Когда машина промчалась, Гладун, оглянувшись, промолвил ей вслед:
– Считайте, один отвоевался…
16
Чадно грохают мины в хлебах. Зной, грохот и дым. Весь мир уже словно бы пропитался этим горячим тошнотворным чадом рвущихся мин, свежие воронки еще дымятся, и опаленная, взрытая земля пахнет смертью, а воздух снова пружинит, и снова то тут, то там среди хлебов – грах! грах!
Прямо с марша студбат угодил под шквал огня. Когда приближались сюда, впереди, в разливе хлебов на пригорке видели хуторок какой-то – хата, поветь, садик. Там командный пункт дивизии, именно туда их ведут. Хлеба стояли могучие, почти в рост человека. Тихо было, и курсанты даже слышали крик перепелов во ржи и видели аиста над хатой, а возле хаты – просвеченные солнцем высокие мальвы цветут, прекрасные, как девчата! И вдруг – черные гейзеры взрывов, все ближе удары мин в хлебах, бегут оттуда бойцы, окровавленные, в копоти, кричат что-то… Минометный налет, а они выстроены у садика, где им приказано ожидать осмотра, и стоят, пока из-под деревьев не налетел на них грузный мужчина – генеральские звезды в петлицах.
– Студбат! Чего застряли? – чуть ли не с кулаками набросился он на командиров. – В оборону! Ложитесь! Окапывайтесь! Вот здесь занимайте оборону!

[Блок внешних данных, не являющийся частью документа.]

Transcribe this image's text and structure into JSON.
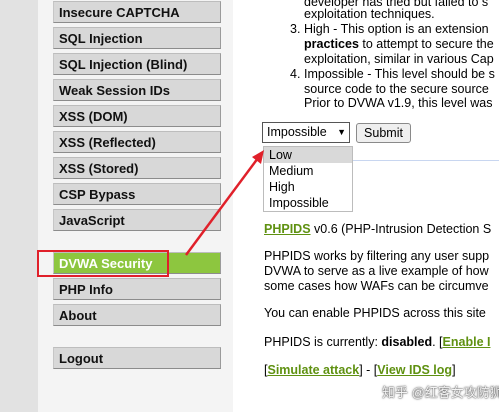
{
  "sidebar": {
    "items": [
      {
        "label": "Insecure CAPTCHA"
      },
      {
        "label": "SQL Injection"
      },
      {
        "label": "SQL Injection (Blind)"
      },
      {
        "label": "Weak Session IDs"
      },
      {
        "label": "XSS (DOM)"
      },
      {
        "label": "XSS (Reflected)"
      },
      {
        "label": "XSS (Stored)"
      },
      {
        "label": "CSP Bypass"
      },
      {
        "label": "JavaScript"
      },
      {
        "label": "DVWA Security"
      },
      {
        "label": "PHP Info"
      },
      {
        "label": "About"
      },
      {
        "label": "Logout"
      }
    ]
  },
  "levels": {
    "line0": "developer has tried but failed to s",
    "line1": "exploitation techniques.",
    "item3_num": "3.",
    "item3_line1": "High - This option is an extension",
    "item3_line2_bold": "practices",
    "item3_line2_rest": " to attempt to secure the",
    "item3_line3": "exploitation, similar in various Cap",
    "item4_num": "4.",
    "item4_line1": "Impossible - This level should be s",
    "item4_line2": "source code to the secure source",
    "item4_line3": "Prior to DVWA v1.9, this level was"
  },
  "form": {
    "selected_level": "Impossible",
    "submit_label": "Submit",
    "options": [
      "Low",
      "Medium",
      "High",
      "Impossible"
    ]
  },
  "phpids": {
    "link": "PHPIDS",
    "title_rest": " v0.6 (PHP-Intrusion Detection S",
    "desc1": "PHPIDS works by filtering any user supp",
    "desc2": "DVWA to serve as a live example of how",
    "desc3": "some cases how WAFs can be circumve",
    "enable_line": "You can enable PHPIDS across this site",
    "status_prefix": "PHPIDS is currently: ",
    "status_value": "disabled",
    "status_suffix": ". [",
    "enable_link": "Enable I",
    "bracket_open": "[",
    "simulate_link": "Simulate attack",
    "sep": "] - [",
    "view_log_link": "View IDS log",
    "bracket_close": "]"
  },
  "watermark": "知乎 @红客女攻防狮",
  "colors": {
    "accent_green": "#8dc63f",
    "link_green": "#5f9111",
    "annotation_red": "#e0202a"
  }
}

Вмиг рассыпавшись вдоль сада, к которому прилегали хлеба, курсанты лежат теперь рядом с автоматчиками комендантской роты, никого и ничего не видят, кроме пшеницы, ржи и комьев земли, фонтаном взлетающих до самого солнца. А мины снова сверлят воздух, бьют сухими ударами, и студбатовцы прижимаются к земле в своих борозденках, шарахаются от каждого взрыва.
«Так вот она, война», – с горечью думал Колосовский, глубже втискиваясь в борозду.
Неподалеку от Колосовского в той же борозде еще кто-то жмется – каска у самой земли. Степурины плечи.
– Ты живой?
– Живой.
А мины бьют, и неизвестно, кого из них накроет вот эта, что визжит и с сухим треском грохает где-то неподалеку. Шелестят, трещат колосья, кто-то подбегает, с разгону падает возле них – кто это? Залит кровью – кровь на лице, на гимнастерке. Колосовский с трудом узнает – Ярошенко с геофака.
– Мина! – хрипит он. – Упала вот так от меня, рукой мог бы достать. В плечо вот и в лицо… Глаза не выжгло? Я вижу? Я не слепой?
Колосовский, разорвав индивидуальный пакет, кое-как перевязал ему искромсанную скулу и направил к санитарам:
– В садике они. Беги!
И Ярошенко побежал, оставив после себя брызги крови на сухих комьях земли, на белой, вьющейся по стеблям повилике.
Обстрел усиливается. Вибрирует, пружинит от металлического свиста воздух. Это уже не мины – снаряды летят, проносятся, кажется, над самой головой, аж глохнешь от них, аж барабанные перепонки лопаются. Один из снарядов жахнул в хату, прямо в лицо ей, и с грохотом взрывается внутри, в самой сердцевине человеческого жилья. Еще один врезается под застреху, поднимает облако соломенной пыли, и вся крыша рушится, оседает, охваченная клубами дыма, пламенем, – уже нет ни подстриженной бахромы по углам, ни аистова гнезда с аистятами возле трубы, – одна только аистиха кружит в воздухе.
Нет штаба. Разнесло штаб. После этого огневой налет прекратился.
– Хуже всего, что можешь вот так, ни за что ни про что пропасть, и никакой пользы от твоей смерти, – слышит Колосовский голос Степуры. Присев, тот внимательно разглядывает зазубренный, еще не остывший осколок. – Врага живого в глаза не видели, а уже попали в этакую кашу…
В самом деле, словно черный ураган, который с корнями выворачивает деревья, сметает человеческое жилье, разрушает все на своем пути, – так и тут пронеслось, искромсало землю, отравило степной воздух запахом гари, пороха и крови… Пронеслось, и снова зазвенела тишина.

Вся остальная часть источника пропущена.